Эдит Уортон - Эпоха невинности
В любом случае ты будешь лучше всех, милая, — отозвался он, размышляя, откуда у нее внезапно появился этот, с его точки зрения, нездоровый интерес к нарядам, который так раздражал его в Джейни.
Она откинулась на спинку стула и вздохнула: — Это так приятно слышать, Ньюланд. Но мне от этого не легче.
— Почему бы тебе не надеть свадебное платье? — вдруг осенило его. — Это было бы неплохо, не так ли?
— О господи! Если б оно было! Но его отправили в Париж на переделку к следующей зиме, и Ворт[67] его еще не вернул.
— Что ж поделаешь, — отозвался Арчер, вставая. — Посмотри, туман вроде рассеялся. Если мы сделаем марш-бросок, у нас есть шанс попасть в Национальную галерею и посмотреть картины.
После трехмесячного свадебного путешествия, которое Мэй в письмах через океан своим подругам называла «блаженством», молодожены собирались возвращаться домой.
Они так и не поехали на итальянские озера — поразмыслив, Арчер решил, что не может представить свою жену на фоне этого пейзажа. Она же, проведя месяц у парижских портных, была настроена в июле полазить по горам, а в августе покупаться. Этот план был скрупулезно выполнен — они провели июль в Интерлакене и Гринделвальде, а август — в маленькой деревушке Этрета на нормандском побережье, которое им рекомендовали как экзотическое и тихое местечко. Раз или два, в горах, Арчер показывал в южную сторону и говорил: «Там Италия», и Мэй, по колено в траве, радостно улыбалась и говорила: «Было бы неплохо поехать туда следующей зимой, если только работа не удержит тебя в Нью-Йорке».

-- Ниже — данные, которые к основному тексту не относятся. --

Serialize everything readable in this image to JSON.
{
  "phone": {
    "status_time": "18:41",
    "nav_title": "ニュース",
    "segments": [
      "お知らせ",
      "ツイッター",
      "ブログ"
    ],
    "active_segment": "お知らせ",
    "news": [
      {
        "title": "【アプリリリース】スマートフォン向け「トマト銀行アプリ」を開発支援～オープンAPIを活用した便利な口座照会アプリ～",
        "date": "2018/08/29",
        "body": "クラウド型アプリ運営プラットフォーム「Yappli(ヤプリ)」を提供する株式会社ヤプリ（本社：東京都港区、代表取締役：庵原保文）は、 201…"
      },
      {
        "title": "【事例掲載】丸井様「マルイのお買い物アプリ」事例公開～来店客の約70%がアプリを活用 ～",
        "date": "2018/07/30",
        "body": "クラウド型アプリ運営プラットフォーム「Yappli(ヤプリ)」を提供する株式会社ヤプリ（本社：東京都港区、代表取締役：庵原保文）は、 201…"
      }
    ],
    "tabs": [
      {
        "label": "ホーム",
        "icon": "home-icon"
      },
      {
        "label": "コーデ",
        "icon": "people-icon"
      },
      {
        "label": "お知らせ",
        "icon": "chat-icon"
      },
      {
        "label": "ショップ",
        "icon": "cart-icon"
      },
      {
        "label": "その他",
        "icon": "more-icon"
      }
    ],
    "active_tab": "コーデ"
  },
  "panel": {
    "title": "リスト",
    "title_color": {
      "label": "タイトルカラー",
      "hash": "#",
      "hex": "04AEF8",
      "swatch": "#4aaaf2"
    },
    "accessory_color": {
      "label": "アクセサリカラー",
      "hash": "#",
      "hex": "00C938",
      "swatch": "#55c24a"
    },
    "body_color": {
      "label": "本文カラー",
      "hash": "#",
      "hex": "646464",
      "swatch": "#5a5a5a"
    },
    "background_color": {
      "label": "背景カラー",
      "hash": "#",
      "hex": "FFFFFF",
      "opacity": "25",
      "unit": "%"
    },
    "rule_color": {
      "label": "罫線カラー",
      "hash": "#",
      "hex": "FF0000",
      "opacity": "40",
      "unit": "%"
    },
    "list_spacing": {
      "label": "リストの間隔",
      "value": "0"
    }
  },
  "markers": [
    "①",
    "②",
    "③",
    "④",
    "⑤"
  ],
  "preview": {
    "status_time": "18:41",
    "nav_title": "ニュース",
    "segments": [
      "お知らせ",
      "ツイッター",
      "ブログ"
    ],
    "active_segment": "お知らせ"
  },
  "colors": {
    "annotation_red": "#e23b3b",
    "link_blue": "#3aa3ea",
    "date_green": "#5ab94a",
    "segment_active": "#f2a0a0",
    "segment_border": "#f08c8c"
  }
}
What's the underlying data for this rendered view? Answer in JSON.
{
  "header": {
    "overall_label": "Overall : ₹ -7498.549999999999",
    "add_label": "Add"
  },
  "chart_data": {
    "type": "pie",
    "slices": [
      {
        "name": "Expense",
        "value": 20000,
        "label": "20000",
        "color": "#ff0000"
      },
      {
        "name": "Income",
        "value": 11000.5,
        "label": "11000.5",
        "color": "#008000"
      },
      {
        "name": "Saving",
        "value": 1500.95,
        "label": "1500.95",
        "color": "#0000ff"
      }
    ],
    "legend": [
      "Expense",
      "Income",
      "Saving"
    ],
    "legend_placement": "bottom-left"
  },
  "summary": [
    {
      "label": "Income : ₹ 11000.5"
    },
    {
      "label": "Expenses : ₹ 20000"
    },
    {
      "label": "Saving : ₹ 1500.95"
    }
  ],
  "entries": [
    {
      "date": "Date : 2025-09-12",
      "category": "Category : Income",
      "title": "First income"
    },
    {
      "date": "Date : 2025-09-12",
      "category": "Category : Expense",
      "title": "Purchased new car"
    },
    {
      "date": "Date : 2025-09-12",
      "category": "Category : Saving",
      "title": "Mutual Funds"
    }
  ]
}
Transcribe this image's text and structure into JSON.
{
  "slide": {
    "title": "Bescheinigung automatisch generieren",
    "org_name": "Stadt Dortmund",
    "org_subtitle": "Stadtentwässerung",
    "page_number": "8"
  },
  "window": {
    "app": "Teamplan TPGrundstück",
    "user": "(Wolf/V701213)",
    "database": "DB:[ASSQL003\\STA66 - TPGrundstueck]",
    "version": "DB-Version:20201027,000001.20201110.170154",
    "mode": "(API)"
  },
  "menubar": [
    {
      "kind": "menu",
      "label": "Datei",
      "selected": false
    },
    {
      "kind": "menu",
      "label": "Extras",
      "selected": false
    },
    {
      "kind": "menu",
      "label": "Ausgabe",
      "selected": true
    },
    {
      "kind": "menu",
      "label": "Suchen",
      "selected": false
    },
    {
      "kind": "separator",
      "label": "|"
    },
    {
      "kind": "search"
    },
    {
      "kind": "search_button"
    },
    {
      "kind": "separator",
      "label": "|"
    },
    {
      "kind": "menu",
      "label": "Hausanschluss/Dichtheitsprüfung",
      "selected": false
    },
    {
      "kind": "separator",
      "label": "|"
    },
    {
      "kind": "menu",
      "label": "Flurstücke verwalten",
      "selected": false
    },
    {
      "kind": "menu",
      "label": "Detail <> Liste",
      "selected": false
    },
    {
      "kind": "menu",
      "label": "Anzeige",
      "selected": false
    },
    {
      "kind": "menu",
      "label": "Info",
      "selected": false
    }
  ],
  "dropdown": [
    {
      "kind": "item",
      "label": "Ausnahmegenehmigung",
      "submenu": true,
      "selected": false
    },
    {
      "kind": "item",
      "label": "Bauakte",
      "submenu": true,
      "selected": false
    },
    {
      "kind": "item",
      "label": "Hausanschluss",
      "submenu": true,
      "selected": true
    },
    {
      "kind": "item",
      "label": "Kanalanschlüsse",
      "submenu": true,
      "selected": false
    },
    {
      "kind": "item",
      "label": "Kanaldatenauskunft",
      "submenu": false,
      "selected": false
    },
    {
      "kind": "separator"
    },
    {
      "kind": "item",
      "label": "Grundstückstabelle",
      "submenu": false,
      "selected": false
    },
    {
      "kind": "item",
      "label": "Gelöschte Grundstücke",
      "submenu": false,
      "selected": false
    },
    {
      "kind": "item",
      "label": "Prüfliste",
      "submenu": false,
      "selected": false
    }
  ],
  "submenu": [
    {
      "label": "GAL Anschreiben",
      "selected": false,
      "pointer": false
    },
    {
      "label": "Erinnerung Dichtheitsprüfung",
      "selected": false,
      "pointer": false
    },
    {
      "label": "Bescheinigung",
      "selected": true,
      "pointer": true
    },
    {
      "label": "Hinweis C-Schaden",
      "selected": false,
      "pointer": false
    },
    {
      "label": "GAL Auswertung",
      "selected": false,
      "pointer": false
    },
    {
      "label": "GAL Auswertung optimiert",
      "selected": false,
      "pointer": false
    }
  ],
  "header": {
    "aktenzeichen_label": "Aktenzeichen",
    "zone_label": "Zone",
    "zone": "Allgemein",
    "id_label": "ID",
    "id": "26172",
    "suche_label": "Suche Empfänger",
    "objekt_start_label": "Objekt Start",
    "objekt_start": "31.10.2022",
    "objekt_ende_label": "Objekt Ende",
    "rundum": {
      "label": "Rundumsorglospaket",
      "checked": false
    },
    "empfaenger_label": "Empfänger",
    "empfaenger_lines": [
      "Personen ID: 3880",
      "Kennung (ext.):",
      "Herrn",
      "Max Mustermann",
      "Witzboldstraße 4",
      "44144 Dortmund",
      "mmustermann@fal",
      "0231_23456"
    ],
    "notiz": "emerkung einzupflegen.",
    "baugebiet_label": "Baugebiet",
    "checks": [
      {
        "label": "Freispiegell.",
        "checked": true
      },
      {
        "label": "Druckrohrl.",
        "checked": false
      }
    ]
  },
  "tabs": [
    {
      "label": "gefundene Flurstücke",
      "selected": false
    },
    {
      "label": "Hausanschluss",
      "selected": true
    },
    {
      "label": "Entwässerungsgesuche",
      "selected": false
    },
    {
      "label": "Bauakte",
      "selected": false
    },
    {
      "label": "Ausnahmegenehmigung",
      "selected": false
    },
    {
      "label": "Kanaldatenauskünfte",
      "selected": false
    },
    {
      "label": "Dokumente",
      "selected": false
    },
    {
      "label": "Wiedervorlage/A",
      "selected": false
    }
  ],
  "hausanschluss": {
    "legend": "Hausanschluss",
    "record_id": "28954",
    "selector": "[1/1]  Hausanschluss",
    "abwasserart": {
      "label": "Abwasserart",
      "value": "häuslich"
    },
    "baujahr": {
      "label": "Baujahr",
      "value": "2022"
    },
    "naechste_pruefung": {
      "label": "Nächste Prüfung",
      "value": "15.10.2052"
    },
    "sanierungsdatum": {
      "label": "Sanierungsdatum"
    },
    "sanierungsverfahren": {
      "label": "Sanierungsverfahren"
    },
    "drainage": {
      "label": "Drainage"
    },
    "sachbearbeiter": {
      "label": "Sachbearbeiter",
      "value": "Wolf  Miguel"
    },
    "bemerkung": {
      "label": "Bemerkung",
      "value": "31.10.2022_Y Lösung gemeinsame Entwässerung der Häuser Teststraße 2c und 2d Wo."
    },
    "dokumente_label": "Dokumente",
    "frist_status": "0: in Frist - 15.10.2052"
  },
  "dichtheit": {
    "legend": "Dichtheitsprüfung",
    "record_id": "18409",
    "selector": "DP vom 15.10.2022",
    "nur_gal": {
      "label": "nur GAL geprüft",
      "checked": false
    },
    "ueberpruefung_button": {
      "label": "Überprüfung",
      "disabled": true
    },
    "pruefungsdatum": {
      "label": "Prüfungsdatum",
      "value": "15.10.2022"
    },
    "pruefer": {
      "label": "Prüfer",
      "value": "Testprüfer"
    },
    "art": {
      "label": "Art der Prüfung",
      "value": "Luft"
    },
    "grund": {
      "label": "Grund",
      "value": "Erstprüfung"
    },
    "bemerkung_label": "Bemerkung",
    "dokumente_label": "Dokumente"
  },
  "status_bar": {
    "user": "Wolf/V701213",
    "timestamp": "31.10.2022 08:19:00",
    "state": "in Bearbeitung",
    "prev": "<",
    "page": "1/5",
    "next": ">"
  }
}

В реальности оказалось, что путешествовать понравилось ей даже меньше, чем он ожидал. Она воспринимала путешествие (после того, как все наряды были заказаны) как возможность походить пешком и поездить верхом, поплавать и набить себе руку в потрясающей новой игре под названием «теннис». Когда же они наконец вернулись в Лондон, где им предстояло провести две недели, чтобы заказать одежду уже Ньюланду, она больше не скрывала того нетерпения, с которым ждала дня, когда можно будет сесть на пароход и отправиться домой.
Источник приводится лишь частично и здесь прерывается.